Kepada Parboaboa, ia menerangkan kebanyakan data yang diterima oleh Panitia Seleksi Nasional (Panselnas) dari Kemdikbud melalui Dapodik berbeda dengan kebutuhan di lapangan.

Imam, yang selama ini giat mengadvokasi isu guru honorer, menemukan bahwa beberapa dinas pendidikan mengirimkan data lama kepada kementerian. 

Data tersebut berasal dari tahun sebelumnya dan mencakup guru-guru yang sudah meninggal atau mengundurkan diri, sehingga menyebabkan ketidakakuratan dalam perhitungan kebutuhan guru.

"Kondisi ini menyebabkan ketidaksesuaian antara perekrutan dan kebutuhan. Data tidak aktual, ada guru yang telah meninggal atau berhenti," kata Imam.

Akibat analisis jabatan yang tumpang tindih, banyak guru yang lolos seleksi PPPK mengalami penempatan yang tidak tepat. P2G menerima banyak laporan mengenai hal ini. 
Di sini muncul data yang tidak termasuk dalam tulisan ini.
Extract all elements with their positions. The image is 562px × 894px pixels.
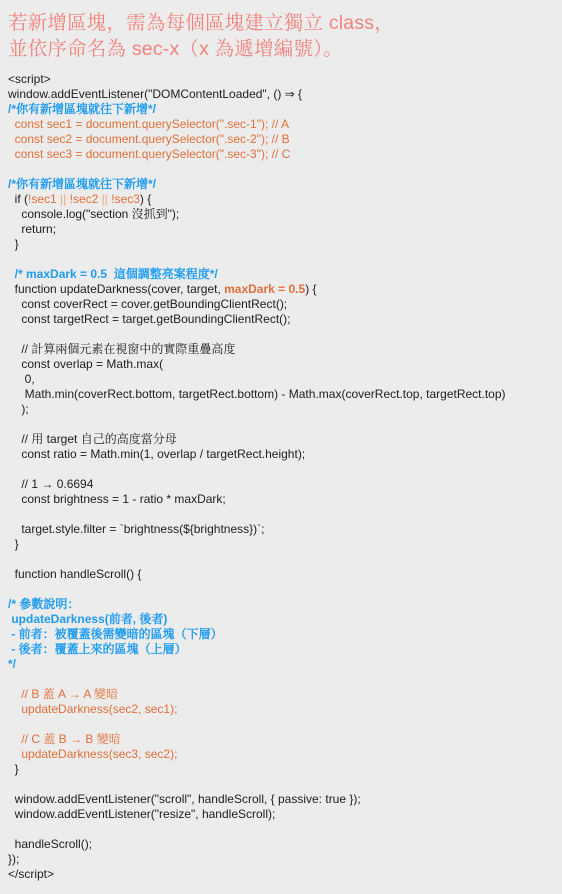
code-segment: // 1 → 0.6694 xyxy=(8,477,93,491)
code-segment: window.addEventListener("DOMContentLoade… xyxy=(8,87,302,101)
code-segment: window.addEventListener("resize", handle… xyxy=(8,807,275,821)
code-line xyxy=(8,462,554,477)
code-line: const coverRect = cover.getBoundingClien… xyxy=(8,297,554,312)
code-line: <script> xyxy=(8,72,554,87)
code-line: const sec3 = document.querySelector(".se… xyxy=(8,147,554,162)
code-line: // 計算兩個元素在視窗中的實際重疊高度 xyxy=(8,342,554,357)
code-segment: function handleScroll() { xyxy=(8,567,141,581)
code-line: } xyxy=(8,537,554,552)
code-line: function updateDarkness(cover, target, m… xyxy=(8,282,554,297)
code-line: updateDarkness(前者, 後者) xyxy=(8,612,554,627)
code-segment: 0, xyxy=(8,372,35,386)
code-line xyxy=(8,327,554,342)
code-segment: const brightness = 1 - ratio * maxDark; xyxy=(8,492,226,506)
code-segment: <script> xyxy=(8,72,51,86)
code-line: // 1 → 0.6694 xyxy=(8,477,554,492)
code-line: // 用 target 自己的高度當分母 xyxy=(8,432,554,447)
code-line xyxy=(8,417,554,432)
code-segment: maxDark = 0.5 xyxy=(224,282,305,296)
code-segment: const overlap = Math.max( xyxy=(8,357,163,371)
code-line: </script> xyxy=(8,867,554,882)
code-line: /* 參數說明： xyxy=(8,597,554,612)
code-segment: } xyxy=(8,237,19,251)
code-segment: window.addEventListener("scroll", handle… xyxy=(8,792,361,806)
code-line: const brightness = 1 - ratio * maxDark; xyxy=(8,492,554,507)
code-line: // C 蓋 B → B 變暗 xyxy=(8,732,554,747)
code-line: const sec2 = document.querySelector(".se… xyxy=(8,132,554,147)
code-line: function handleScroll() { xyxy=(8,567,554,582)
note-heading-line-1: 若新增區塊，需為每個區塊建立獨立 class， xyxy=(8,10,554,36)
code-segment: /* maxDark = 0.5 這個調整亮案程度*/ xyxy=(8,267,218,281)
code-segment: // 用 target 自己的高度當分母 xyxy=(8,432,177,446)
code-segment: updateDarkness(sec3, sec2); xyxy=(8,747,177,761)
code-segment: updateDarkness(sec2, sec1); xyxy=(8,702,177,716)
code-line xyxy=(8,582,554,597)
code-segment: </script> xyxy=(8,867,54,881)
code-segment: || xyxy=(57,192,70,206)
code-segment: || xyxy=(98,192,111,206)
code-line: window.addEventListener("resize", handle… xyxy=(8,807,554,822)
code-segment: - 後者：覆蓋上來的區塊（上層） xyxy=(8,642,187,656)
code-segment: const sec2 = document.querySelector(".se… xyxy=(8,132,290,146)
code-line: 0, xyxy=(8,372,554,387)
code-segment: console.log("section 沒抓到"); xyxy=(8,207,179,221)
code-segment: ); xyxy=(8,402,29,416)
code-segment: const sec1 = document.querySelector(".se… xyxy=(8,117,289,131)
code-line xyxy=(8,777,554,792)
code-line: const sec1 = document.querySelector(".se… xyxy=(8,117,554,132)
code-segment: /*你有新增區塊就往下新增*/ xyxy=(8,177,156,191)
code-segment: function updateDarkness(cover, target, xyxy=(8,282,224,296)
code-segment: ) { xyxy=(140,192,151,206)
code-line: /*你有新增區塊就往下新增*/ xyxy=(8,177,554,192)
code-line xyxy=(8,822,554,837)
note-heading-line-2: 並依序命名為 sec-x（x 為遞增編號）。 xyxy=(8,36,554,62)
code-line: if (!sec1 || !sec2 || !sec3) { xyxy=(8,192,554,207)
code-segment: !sec3 xyxy=(111,192,140,206)
code-segment: } xyxy=(8,762,19,776)
code-line: // B 蓋 A → A 變暗 xyxy=(8,687,554,702)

Di Jakarta Selatan dan Jakarta Timur, ada guru PPPK mata pelajaran PPKn yang ditempatkan di sekolah yang tidak membutuhkan mata pelajaran tersebut, sementara sekolah lain justru kekurangan guru PPKn. Guru tersebut akhirnya diminta kepala sekolah untuk mengajar Pendidikan Agama.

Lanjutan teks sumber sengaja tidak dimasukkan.